Exact Detection Thresholds and Minimax Optimality of Chatterjee's Correlation Coefficient

Recently, Chatterjee (2021) introduced a new rank-based correlation coefficient which can be used to measure the strength of dependence between two random variables. This coefficient has already attracted much attention as it converges to the Dette-Siburg-Stoimenov measure (see Dette et al. (2013)), which equals $0$ if and only if the variables are independent and $1$ if and only if one variable is a function of the other. Further, Chatterjee's coefficient is computable in (near) linear time, which makes it appropriate for large-scale applications. In this paper, we expand the theoretical understanding of Chatterjee's coefficient in two directions: (a) First we consider the problem of testing for independence using Chatterjee's correlation. We obtain its asymptotic distribution under any changing sequence of alternatives converging to the null hypothesis (of independence). We further obtain a general result that gives exact detection thresholds and limiting power for Chatterjee's test of independence under natural nonparametric alternatives converging to the null. As applications of this general result, we prove a $n^{-1/4}$ detection boundary for this test and compute explicitly the limiting local power on the detection boundary for popularly studied alternatives in the literature. (b) We then construct a test for non-trivial levels of dependence using Chatterjee's coefficient. In contrast to testing for independence, we prove that, in this case, Chatterjee's coefficient indeed yields a minimax optimal procedure with a $n^{-1/2}$ detection boundary. Our proof techniques rely on Stein's method of exchangeable pairs, a non-asymptotic projection result, and information theoretic lower bounds.

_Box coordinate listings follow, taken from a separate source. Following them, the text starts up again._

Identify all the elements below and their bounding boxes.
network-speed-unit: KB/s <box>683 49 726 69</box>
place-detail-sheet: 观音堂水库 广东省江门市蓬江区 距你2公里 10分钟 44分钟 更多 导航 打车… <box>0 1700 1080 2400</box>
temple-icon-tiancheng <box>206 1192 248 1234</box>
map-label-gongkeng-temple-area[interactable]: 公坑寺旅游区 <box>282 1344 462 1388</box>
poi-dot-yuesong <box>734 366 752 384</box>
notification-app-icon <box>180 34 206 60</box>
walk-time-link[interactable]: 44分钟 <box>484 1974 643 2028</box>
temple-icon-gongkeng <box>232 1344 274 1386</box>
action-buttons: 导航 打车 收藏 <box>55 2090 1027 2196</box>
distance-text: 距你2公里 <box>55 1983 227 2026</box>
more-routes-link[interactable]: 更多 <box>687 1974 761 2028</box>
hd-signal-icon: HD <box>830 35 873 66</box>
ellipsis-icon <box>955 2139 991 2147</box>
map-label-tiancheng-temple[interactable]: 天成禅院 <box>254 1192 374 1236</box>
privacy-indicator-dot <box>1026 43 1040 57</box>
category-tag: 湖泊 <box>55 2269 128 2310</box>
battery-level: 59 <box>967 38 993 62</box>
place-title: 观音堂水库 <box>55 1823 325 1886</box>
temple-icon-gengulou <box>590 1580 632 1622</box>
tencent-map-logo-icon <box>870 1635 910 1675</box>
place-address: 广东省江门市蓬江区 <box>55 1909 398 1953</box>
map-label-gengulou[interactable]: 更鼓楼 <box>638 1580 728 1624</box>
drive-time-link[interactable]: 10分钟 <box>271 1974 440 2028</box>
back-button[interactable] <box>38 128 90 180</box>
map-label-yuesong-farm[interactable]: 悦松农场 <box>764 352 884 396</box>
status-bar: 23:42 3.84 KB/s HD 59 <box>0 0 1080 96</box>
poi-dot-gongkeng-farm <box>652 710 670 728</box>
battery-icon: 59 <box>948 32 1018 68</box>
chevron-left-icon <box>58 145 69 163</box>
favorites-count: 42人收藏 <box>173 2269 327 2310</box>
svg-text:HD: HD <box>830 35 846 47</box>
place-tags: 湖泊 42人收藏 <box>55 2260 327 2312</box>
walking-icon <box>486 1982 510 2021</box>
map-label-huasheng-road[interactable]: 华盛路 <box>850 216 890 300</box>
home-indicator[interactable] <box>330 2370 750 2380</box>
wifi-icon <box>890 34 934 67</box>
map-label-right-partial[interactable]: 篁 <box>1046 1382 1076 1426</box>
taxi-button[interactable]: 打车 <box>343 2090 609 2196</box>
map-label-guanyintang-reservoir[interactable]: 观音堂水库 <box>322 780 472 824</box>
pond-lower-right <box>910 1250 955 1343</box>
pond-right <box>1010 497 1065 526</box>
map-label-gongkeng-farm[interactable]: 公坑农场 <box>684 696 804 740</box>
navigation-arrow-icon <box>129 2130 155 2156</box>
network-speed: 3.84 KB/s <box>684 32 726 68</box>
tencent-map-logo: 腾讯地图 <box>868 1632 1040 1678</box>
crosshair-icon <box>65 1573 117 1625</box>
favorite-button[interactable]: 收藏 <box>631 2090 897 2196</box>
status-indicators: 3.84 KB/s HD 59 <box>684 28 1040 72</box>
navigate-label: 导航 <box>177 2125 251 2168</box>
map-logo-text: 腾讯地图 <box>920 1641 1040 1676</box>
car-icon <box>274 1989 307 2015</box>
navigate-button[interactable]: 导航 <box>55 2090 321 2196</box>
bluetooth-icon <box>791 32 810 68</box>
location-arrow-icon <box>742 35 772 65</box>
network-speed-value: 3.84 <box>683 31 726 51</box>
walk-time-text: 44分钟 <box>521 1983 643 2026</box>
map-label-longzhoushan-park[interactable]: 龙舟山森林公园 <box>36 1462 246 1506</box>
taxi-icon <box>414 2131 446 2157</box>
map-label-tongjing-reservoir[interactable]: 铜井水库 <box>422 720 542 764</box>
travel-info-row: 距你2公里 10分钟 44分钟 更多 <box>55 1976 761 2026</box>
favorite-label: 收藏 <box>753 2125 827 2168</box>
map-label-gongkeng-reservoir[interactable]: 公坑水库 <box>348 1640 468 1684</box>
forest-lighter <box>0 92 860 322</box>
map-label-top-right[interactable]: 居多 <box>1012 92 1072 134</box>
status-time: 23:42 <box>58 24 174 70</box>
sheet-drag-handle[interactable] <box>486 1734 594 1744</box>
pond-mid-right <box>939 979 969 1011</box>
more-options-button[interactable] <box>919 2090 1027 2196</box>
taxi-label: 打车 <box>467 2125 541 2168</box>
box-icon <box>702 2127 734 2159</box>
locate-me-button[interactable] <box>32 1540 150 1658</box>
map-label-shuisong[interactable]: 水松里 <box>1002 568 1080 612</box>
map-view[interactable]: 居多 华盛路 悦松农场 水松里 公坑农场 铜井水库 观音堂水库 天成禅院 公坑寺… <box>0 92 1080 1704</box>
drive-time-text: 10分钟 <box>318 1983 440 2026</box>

翻译：近期，查特杰（2021）提出了一种新的基于秩的相关系数，可用于度量两个随机变量之间的依赖强度。该系数因收敛于德特-西堡-斯托伊梅诺夫测度（见德特等（2013））而备受关注——该测度在变量独立时取值为$0$，在一变量是另一变量的函数时取值为$1$。此外，查特杰系数可在（近）线性时间内计算，因而适用于大规模应用场景。本文从两个方向拓展了对查特杰系数的理论认知：（a）首先，我们考虑基于查特杰相关系数的独立性检验问题。在备择假设序列收敛于（独立性）原假设的任意变化情形下，我们推导了该系数的渐近分布。进一步，针对收敛于原假设的自然非参数备择假设，我们得到了一类通用结果，该结果揭示了查特杰独立性检验的精确检测阈值与极限势函数。作为该通用结果的应用，我们证明该检验的检测边界为$n^{-1/4}$，并显式计算了文献中常见备择假设在检测边界上的局部极限势函数。（b）随后，我们利用查特杰系数构建了非平凡依赖水平的检验方法。与独立性检验形成对比的是，我们证明在该情形下，查特杰系数能提供具有$n^{-1/2}$检测边界的极小极大最优程序。我们的证明技术依赖于斯坦因可交换对方法、非渐近投影结果以及信息论下界。